“How can I help?” was what she asked after moving to Punta Gorda shortly after Hurricane Charley shattered the city. And Nancy Prafke kept asking that question again and again as she moved from an office role with Team Punta Gorda to CEO of the organization to city council woman and ultimately in November to mayor of Punta Gorda. (Punta Gorda’s mayor is elected every year by the Punta Gorda City Council).
Prafke grew up and spent a good portion of her life in Ohio. After college at Bowling Green University and grad school at Ohio State, getting an M.S. in Textiles and Clothing, she taught high school home economics for a while and then became a buyer for a division of Federated Stores (folded into Macy’s). From there, she was recruited for a sales and marketing position with Ohio Bell, finally transferring to AT&T in Denver. There, she added another degree — an MBA from Colorado State — to her credentials and became a sales instructor for a national technical marketing group. She ended her twenty-plus year with AT&T supporting call-center technology on a global basis – traveling all over the world.
After long successful careers, Nancy and her husband, John, a regional sales manager based out of Denver, began thinking about retirement. It was John who first became enamored with Punta Gorda after friends facilitated a visit here at a timeshare in Fisherman’s Village. “I could live there, John told me on the way home,” Nancy indicated, “he became obsessed about moving to Punta Gorda. I thought he was nuts.” John later persuaded his wife to return to explore purchasing a home – and you won’t believe this – on Aug. 10, 2004, a few days before Hurricane Charley thundered into Punta Gorda, they returned. Hearing about the impending storm, they left town early learning what happened from the road. Undeterred, the Prafke’s ended up purchasing their home here early the next year.
“Once I was here, I felt called to help with the rehabilitation of our community,” Prafke said. “Team Punta Gorda had formed so I told them if there was something I could do, I would be happy to help.” “I had a lot of business skills, but not engineering or land development ones, so I volunteered to be a co-chair of the administrative committee, and four months later, it was tag your it.”
“When I was asked to become CEO of Team my first reaction was you must have asked everybody, and they said ‘no’,” Nancy said with a laugh. John encouraged her to take the job reminding her of her father’s commitment to their community in Ohio, “your Dad would want you to do this.” Prafke’s Dad, a banker, was a committed fundraiser and volunteer for local charities, and in her words “the apple didn’t fall from the tree.”

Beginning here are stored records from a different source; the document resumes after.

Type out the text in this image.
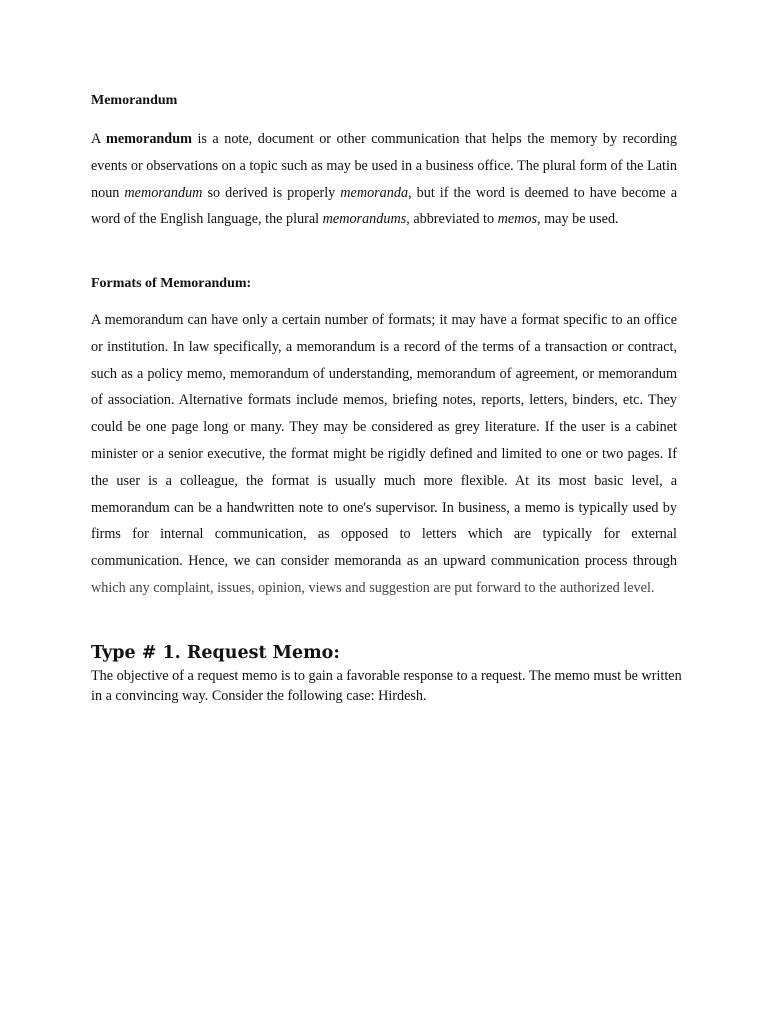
Memorandum

A memorandum is a note, document or other communication that helps the memory by recording events or observations on a topic such as may be used in a business office. The plural form of the Latin noun memorandum so derived is properly memoranda, but if the word is deemed to have become a word of the English language, the plural memorandums, abbreviated to memos, may be used.

Formats of Memorandum:

A memorandum can have only a certain number of formats; it may have a format specific to an office or institution. In law specifically, a memorandum is a record of the terms of a transaction or contract, such as a policy memo, memorandum of understanding, memorandum of agreement, or memorandum of association. Alternative formats include memos, briefing notes, reports, letters, binders, etc. They could be one page long or many. They may be considered as grey literature. If the user is a cabinet minister or a senior executive, the format might be rigidly defined and limited to one or two pages. If the user is a colleague, the format is usually much more flexible. At its most basic level, a memorandum can be a handwritten note to one's supervisor. In business, a memo is typically used by firms for internal communication, as opposed to letters which are typically for external communication. Hence, we can consider memoranda as an upward communication process through which any complaint, issues, opinion, views and suggestion are put forward to the authorized level.

Type # 1. Request Memo:

The objective of a request memo is to gain a favorable response to a request. The memo must be written in a convincing way. Consider the following case: Hirdesh.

“Team was my training ground,” Prafke said, “I learned to work with the city, the county and got to know the city staff and all about the community. When I joined the council, I was able to hit the ground running. I had learned so much through my volunteerism.” She credits the late Edgar Para, an architect and Team volunteer, for helping her understand land development regulations and what was in the Citizens’ Master Plan developed after “Charley” and working with her on issues with city council.
As a council woman, Prafke, “a believer in communication and listening” has made interaction with the residents a priority. “I was voted onto Council in 2013, and at the time I was the only council member who had had to run in an election,” she said, explaining that while all were elected officials, the other council members had not had challengers so they did not have to campaign and stand for election by the citizens. “Being elected by the citizens made me very aware that I was hired by them,” she noted, “I work for the residents.” To reach out to the residents, Nancy started a biweekly newsletter now sent email to over 1800 residents and many other community organizations. And yes, she is going to continue this informative resource as mayor.
Prafke is a believer in having a vision and working towards it. After responding to a plea from the late Vernon Peeples seeking a home for his vast history collection, she became a founding member of the Punta Gorda History Center and saw it come into fruition. More recently, as city council liaison, she took on the pickle ball community’s needs. Instead of just finding court space, she asked them for their vision and told them “to go for it.” Recently a committed team from that community broke ground on a new state-of-the-art Pickleplex to include 32 outdoor courts, eight indoor courts, a restaurant and bar, proshop, fitness center, and conference center at the Florida Southwestern State College campus. A facility serving this popular sport is expected by organizers to be a strong economic generator the community.
Looking ahead at her year as mayor, Prafke sees her role as a team leader noting “even though each of us represent a district, if the five of us can work together, we can do so much more to energize the community, and we as a community can achieve so much more. People who know me know I am a person who likes to build consensus to empower others and bring people together. There has been a lot of division within the community. We have a significant opportunity coming up with the development of the city-wide master plan to help disparate views come together to achieve common goals because everyone wants to retain the character of this community.”
She added, “I remember Vernon Peeples saying that 50 percent of our population turns over every eight years. That means most people here have no memory of what that town was like before Hurricane Charley and how it has changed since then. There are things happening all around us, projects like Sunseekers, the Tucker’s Grade Development. We have to anticipate change and respond to it in a positive way, help change that will benefit our community.”
When asked why she decided to run for office and to now serve as mayor, Prafke indicated that she saw it as a next step. “Things happen for a reason. The fact that I am able to serve in this capacity at this time is an honor, and I am grateful for the opportunity to serve.”